Former Ruffer Investment Companies (RICA) fund manager Duncan MacInnes is joining Aberforth Partners, the Edinburgh-based UK smaller companies specialist. In doing so he has added his voice to those calling out a turning point in the depressed sector’s fortunes.
MacInnes left Ruffer in February, a month after its flagship RICA investment company formally reported a second consecutive year of share price losses, a “painful moment” for the £856m wealth preservation fund.
As a follow-up to his 13 years in Scotland’s capital at the multi-asset boutique, MacInnes announced on LinkedIn that he was pleased to be moving down the road to Aberforth, a value-style fund manager with which he had personally and professionally invested since 2020, he said.
The famously media-shy Aberforth did not comment on MacInnes’ statement or say in what role he would be joining the partnership next month. It runs two investment companies: the flagship £1.3bn Aberforth Smaller Companies (ASL) and the £91m Aberforth Geared Value & Income (AGVI).
MacInnes, who began his career at Barclays Wealth, praised Aberforth for its “rare discipline, stewardship, and intellectual honesty”.
More importantly, for investors, he described UK smaller companies as possibly the “most attractively mispriced asset class in the world”.
Raising the prospect that the next stage of his career could be aligned with a turnaround in UK small-cap fortunes, MacInnes described the sector as a “coiled spring” poised to unwind from a “layer upon layer of discounts” caused by US exceptionalism, growth beating value and domestic investors abandoning the UK.
“The constant drumbeat of M&A” in bids and takeovers of British companies, he suggested, was a sign that the “old-fashioned notion that price and value eventually converge”.
MacInnes’s switch from a defensive pursuit of real assets, gold, inflation-linked bonds, a smattering of blue-chip stocks and even cryptocurrency, to a pure UK smaller companies strategy, may be born from conviction or necessity, or even a combination of both.
Whichever way it is, his conversion comes at an interesting time. The Deutsche Numis Smaller Companies index, excluding investment companies, has risen nearly 15% in three months, which is nearly as much as the 16.8% average shareholder return from UK small-cap trusts over the past three years. The recent rebound reflects broader market optimism about the impact of US tariffs but also the hope that the UK stock market may be about to come in from the cold.
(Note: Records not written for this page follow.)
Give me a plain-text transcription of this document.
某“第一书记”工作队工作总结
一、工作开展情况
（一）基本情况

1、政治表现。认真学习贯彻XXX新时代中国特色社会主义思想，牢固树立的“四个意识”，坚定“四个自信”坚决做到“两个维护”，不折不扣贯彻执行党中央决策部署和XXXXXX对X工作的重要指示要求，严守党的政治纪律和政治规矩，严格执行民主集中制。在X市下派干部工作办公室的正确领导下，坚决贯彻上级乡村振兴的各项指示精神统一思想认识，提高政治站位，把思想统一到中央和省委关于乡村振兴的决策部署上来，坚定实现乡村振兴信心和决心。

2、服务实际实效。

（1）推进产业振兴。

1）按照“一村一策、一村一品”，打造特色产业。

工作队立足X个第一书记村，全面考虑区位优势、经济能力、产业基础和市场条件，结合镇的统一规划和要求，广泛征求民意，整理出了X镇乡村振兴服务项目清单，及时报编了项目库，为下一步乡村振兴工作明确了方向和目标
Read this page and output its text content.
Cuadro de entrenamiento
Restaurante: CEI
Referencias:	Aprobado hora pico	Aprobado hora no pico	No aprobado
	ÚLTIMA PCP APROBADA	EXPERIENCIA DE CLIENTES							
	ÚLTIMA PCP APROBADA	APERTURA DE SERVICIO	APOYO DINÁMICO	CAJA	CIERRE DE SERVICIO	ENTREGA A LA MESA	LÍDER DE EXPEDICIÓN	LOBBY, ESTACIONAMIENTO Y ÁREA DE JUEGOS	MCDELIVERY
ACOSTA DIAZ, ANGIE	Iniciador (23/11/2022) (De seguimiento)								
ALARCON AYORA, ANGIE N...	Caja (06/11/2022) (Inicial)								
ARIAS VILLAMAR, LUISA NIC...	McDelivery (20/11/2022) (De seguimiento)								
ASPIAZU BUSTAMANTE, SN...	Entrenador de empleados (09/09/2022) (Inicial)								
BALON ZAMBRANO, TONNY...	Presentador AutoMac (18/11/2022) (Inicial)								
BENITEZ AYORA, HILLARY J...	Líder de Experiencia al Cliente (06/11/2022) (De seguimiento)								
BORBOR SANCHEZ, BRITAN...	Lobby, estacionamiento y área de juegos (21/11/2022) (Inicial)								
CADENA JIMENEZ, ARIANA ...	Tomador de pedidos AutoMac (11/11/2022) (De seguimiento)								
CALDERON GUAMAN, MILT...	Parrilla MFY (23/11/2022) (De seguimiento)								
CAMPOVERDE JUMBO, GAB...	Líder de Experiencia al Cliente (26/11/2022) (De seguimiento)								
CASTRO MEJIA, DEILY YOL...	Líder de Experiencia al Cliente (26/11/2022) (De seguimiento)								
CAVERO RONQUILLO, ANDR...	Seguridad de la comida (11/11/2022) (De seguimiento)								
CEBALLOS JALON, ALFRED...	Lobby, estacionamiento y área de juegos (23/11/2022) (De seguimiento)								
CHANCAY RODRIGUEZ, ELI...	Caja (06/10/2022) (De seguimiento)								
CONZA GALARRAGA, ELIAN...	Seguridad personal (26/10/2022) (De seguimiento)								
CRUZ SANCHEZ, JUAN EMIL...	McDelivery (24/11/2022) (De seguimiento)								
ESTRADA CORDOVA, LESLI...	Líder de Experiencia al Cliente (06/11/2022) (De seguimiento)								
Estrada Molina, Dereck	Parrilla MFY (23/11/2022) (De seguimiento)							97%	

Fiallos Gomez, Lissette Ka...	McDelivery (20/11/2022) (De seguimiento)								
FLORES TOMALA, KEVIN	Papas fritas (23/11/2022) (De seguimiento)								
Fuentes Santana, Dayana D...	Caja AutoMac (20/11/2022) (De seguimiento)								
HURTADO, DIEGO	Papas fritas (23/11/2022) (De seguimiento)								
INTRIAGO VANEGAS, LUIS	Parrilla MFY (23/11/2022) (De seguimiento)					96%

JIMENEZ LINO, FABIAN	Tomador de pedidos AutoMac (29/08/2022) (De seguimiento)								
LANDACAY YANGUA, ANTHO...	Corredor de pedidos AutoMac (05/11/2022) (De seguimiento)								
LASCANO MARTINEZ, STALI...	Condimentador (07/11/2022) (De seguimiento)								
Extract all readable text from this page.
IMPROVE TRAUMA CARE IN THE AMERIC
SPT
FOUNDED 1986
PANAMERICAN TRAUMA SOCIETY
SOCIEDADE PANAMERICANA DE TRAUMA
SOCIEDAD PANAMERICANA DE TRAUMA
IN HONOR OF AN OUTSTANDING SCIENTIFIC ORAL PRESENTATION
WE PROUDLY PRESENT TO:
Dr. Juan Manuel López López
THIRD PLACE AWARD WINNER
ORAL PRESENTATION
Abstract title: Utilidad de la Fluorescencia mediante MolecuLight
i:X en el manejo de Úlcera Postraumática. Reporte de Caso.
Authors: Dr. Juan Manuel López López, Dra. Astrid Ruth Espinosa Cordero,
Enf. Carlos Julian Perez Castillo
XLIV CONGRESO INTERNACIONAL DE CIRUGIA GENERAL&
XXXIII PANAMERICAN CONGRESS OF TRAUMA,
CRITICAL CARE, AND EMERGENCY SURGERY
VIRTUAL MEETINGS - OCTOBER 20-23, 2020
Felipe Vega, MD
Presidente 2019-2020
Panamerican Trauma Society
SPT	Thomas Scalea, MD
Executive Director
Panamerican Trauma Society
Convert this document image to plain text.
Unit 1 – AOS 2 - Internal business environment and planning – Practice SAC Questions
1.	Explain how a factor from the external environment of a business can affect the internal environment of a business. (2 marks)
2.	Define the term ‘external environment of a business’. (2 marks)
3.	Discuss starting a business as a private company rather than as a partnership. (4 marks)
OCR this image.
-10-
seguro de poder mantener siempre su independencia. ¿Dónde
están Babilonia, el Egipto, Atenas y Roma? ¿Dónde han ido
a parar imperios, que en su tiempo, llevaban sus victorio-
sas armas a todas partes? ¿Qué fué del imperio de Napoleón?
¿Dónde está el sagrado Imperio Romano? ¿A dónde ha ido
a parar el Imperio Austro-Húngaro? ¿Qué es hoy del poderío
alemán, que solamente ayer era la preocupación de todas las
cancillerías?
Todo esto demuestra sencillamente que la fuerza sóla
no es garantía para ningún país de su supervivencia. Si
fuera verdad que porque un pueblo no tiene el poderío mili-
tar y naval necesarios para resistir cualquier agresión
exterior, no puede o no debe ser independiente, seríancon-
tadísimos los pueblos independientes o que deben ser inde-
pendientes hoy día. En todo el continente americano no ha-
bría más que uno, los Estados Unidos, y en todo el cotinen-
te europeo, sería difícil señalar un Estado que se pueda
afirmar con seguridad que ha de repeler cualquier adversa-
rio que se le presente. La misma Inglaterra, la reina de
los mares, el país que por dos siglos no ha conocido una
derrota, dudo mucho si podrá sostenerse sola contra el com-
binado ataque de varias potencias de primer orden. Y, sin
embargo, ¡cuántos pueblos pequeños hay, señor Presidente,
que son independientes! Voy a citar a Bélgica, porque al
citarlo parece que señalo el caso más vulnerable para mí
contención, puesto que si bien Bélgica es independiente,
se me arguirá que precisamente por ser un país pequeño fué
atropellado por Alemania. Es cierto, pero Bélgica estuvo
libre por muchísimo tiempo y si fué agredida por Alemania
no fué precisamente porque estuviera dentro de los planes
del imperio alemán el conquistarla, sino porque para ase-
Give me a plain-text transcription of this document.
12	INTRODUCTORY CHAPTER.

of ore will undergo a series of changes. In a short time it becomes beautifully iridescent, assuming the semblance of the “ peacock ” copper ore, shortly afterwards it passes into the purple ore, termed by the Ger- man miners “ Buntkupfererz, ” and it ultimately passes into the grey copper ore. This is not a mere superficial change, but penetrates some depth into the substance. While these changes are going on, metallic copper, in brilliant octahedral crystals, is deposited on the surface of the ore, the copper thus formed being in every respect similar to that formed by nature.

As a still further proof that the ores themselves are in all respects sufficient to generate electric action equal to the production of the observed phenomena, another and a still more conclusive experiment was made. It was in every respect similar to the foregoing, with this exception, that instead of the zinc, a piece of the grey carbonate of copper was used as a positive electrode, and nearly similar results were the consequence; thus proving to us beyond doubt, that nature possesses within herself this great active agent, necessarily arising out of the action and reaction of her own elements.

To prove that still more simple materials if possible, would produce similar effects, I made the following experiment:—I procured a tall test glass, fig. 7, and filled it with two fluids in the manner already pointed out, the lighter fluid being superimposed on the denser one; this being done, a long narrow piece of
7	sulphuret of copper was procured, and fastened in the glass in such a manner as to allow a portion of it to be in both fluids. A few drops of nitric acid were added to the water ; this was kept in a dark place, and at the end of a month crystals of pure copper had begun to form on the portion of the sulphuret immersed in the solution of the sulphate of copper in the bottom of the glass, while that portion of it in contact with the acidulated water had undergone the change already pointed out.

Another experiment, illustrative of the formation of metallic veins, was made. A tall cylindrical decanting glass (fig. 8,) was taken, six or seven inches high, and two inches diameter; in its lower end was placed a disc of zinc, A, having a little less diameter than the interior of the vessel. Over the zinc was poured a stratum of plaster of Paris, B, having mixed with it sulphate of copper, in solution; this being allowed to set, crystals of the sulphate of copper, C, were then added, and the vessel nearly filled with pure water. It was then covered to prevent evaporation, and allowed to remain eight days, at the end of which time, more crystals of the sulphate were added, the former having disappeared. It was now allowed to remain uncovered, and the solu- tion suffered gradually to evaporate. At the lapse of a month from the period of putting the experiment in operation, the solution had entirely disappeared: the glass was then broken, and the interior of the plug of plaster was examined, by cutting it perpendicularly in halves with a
With trusts such as Aberforth Smaller trading on average discounts of around 10% below asset value, the opportunity that MacInnes has pronounced is still very much available to buy.
A clear message indeed, a Peacock butterfly on Hemp Agrimony, an undervalued British plant that is overlooked in preference for foreign exotics, ignoring the domestic plants lower cost and better balance of yield, growth and resilience.